After a few weeks of looking at what the data consists of, I wrote some modules in python to automate most of the work. These modules are using pyexcel and openpyxl (which has a faster read function). I was able to write some functions to match specific templates within a percentage of error using a collection of keywords. Below are the steps I took breaking the data set down.
1) Remove all non excel data from the file systems.
File Count : 100,300 -> 30,000
2) Remove all files containing specific keywords in the filename I did not need.
File Count : 30,000 -> 23,000
3) Remove all files that do not match a specific pattern in the template. This is the most expensive operation as each file needed to be opened (via python) and checked for specific row and column values. I also had an issue with Windows 10 because the file paths exceeded 260 characters in most cases.
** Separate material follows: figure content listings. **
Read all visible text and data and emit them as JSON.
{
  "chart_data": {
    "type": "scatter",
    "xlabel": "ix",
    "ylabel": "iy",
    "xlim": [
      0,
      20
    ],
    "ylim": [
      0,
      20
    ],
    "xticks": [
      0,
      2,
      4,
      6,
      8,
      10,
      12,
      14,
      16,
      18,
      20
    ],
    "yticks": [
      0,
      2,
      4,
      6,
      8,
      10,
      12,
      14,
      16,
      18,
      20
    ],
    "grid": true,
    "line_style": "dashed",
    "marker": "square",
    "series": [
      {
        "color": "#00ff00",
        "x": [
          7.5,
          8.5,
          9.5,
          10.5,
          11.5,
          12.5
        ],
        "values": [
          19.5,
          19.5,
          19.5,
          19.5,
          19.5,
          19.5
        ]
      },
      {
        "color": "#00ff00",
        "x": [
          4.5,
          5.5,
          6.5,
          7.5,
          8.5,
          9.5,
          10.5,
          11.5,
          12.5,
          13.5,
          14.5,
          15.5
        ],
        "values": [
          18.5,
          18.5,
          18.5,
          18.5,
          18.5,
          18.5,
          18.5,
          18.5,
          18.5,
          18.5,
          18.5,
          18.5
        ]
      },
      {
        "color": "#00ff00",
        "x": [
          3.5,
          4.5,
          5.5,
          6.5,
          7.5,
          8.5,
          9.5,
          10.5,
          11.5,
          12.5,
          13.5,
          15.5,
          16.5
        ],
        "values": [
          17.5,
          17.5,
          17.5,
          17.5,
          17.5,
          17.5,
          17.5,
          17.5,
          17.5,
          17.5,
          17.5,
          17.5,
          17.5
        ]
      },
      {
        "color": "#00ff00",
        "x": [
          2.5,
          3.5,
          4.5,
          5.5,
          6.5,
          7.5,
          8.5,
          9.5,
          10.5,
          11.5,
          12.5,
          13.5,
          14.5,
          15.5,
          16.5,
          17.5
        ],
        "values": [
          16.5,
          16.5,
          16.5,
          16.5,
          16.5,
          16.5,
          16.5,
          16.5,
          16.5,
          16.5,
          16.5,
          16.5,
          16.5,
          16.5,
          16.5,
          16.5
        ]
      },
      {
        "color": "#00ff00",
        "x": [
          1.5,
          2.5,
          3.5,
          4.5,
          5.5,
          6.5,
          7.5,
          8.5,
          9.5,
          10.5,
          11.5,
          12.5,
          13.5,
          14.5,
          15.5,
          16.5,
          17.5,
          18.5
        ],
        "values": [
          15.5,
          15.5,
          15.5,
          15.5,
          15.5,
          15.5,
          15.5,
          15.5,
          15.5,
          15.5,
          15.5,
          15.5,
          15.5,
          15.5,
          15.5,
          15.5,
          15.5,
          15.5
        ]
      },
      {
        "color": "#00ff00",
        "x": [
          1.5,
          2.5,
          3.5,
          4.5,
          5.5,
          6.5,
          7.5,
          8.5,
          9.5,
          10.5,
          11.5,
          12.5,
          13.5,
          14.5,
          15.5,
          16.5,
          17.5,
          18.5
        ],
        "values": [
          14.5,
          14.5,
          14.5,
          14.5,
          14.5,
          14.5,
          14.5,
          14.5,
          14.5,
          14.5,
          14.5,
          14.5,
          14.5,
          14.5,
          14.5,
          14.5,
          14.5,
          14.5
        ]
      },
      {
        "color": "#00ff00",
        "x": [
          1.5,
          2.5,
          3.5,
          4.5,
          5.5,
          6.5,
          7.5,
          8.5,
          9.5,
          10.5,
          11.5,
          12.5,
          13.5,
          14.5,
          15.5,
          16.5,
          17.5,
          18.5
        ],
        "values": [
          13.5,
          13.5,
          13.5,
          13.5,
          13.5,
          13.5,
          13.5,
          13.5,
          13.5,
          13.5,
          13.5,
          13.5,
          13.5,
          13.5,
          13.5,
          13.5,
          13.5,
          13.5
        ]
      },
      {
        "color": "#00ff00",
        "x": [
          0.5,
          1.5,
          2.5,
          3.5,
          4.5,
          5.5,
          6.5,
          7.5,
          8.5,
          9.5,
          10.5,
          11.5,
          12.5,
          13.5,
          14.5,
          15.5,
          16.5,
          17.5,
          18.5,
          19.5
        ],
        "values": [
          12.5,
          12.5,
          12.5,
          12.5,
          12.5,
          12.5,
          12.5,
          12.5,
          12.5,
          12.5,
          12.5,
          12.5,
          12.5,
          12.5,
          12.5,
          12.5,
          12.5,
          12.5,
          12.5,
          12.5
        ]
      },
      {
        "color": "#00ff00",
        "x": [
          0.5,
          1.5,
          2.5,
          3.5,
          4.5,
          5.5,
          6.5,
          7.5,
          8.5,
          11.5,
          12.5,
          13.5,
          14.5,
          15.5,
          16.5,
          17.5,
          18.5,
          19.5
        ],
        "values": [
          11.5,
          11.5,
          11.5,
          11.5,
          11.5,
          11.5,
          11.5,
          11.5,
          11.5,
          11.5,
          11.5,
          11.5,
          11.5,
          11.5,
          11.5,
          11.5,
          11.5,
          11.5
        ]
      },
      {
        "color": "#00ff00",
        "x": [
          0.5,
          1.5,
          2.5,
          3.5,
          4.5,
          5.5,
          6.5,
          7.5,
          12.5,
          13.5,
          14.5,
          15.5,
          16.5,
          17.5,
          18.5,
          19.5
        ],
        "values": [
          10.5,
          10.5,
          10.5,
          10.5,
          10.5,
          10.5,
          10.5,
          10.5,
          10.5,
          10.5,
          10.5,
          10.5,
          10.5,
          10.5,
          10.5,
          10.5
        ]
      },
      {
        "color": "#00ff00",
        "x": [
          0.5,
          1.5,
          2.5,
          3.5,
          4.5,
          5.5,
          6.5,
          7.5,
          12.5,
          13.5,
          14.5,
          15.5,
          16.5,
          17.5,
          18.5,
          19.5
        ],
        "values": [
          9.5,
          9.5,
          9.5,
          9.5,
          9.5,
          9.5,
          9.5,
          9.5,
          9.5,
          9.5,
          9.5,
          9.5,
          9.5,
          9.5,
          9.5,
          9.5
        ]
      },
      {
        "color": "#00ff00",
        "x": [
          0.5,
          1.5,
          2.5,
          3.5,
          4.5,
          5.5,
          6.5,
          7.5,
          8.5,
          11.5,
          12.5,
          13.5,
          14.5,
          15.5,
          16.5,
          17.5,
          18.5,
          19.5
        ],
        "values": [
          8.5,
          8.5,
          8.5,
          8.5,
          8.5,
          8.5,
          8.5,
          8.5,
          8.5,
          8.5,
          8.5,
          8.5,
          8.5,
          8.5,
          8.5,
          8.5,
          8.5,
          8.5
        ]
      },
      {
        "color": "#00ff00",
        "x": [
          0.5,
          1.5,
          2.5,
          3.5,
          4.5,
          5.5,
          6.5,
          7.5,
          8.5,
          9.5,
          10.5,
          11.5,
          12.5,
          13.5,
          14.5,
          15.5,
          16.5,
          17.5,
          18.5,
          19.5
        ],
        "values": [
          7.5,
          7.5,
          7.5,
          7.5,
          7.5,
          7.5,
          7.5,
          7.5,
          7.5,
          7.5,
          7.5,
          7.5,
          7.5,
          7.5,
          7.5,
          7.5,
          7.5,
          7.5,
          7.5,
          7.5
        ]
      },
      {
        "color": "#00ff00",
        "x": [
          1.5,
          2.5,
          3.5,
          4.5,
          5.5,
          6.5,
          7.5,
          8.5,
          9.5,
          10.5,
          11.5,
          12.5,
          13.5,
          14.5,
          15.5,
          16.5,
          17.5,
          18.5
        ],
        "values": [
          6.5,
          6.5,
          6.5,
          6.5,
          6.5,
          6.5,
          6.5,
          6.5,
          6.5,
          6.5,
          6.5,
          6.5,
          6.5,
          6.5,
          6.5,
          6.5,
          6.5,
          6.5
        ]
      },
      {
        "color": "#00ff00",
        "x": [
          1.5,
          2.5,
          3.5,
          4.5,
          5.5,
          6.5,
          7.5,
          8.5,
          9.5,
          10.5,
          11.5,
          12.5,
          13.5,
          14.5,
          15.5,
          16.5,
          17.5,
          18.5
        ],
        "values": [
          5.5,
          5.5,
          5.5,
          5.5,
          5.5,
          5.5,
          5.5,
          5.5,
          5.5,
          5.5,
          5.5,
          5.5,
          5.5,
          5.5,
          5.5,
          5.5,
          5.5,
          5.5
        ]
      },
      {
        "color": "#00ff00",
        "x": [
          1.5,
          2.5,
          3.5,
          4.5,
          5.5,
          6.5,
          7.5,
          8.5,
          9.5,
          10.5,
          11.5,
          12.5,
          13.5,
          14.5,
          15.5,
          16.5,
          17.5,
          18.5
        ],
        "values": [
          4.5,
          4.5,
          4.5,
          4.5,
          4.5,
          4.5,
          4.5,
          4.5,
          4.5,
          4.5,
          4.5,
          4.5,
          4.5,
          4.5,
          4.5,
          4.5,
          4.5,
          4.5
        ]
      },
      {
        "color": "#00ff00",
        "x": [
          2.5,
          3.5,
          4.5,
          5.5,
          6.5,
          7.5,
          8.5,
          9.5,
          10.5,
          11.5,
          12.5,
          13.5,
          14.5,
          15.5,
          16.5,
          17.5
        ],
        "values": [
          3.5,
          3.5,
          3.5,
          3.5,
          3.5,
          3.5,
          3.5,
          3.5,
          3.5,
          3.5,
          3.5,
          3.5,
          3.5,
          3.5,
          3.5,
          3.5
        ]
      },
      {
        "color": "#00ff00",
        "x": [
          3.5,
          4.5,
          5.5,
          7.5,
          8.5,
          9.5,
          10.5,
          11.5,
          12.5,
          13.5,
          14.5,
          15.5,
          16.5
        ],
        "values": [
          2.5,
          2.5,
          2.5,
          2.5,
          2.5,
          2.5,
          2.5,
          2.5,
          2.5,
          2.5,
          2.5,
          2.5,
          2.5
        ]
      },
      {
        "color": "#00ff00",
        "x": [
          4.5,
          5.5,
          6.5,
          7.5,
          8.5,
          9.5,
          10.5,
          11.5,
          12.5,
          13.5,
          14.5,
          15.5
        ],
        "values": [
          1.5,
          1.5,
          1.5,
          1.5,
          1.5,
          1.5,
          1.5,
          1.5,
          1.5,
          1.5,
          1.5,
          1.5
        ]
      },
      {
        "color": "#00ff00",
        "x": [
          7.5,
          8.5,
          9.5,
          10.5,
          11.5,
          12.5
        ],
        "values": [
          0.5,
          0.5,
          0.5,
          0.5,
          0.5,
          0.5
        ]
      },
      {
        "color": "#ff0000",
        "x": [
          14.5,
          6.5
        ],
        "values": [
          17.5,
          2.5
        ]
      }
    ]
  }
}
To resolve this conflict, I put everything on an external drive and transferred the files to a Linux VM.
File Count : 23,000 -> ~1000
4) At this point I can extract data using a similar method to the one above, there are multiple excel templates so step 3 will need to be repeated again.
File Count : 1000 -> ?
*This worked for me and I abstracted the logic so it isn't tied to my data set. I will post the code on GitHub (repo: Anacell) once the project is done and I removed all proprietary information.
**I also wanted to mention that there were a few inaccuracies in my initial question. As the years progressed data became more structured and formatted with templates. While there are multiple undocumented templates it was easier to take advantage of them (once found) than if nothing was structured.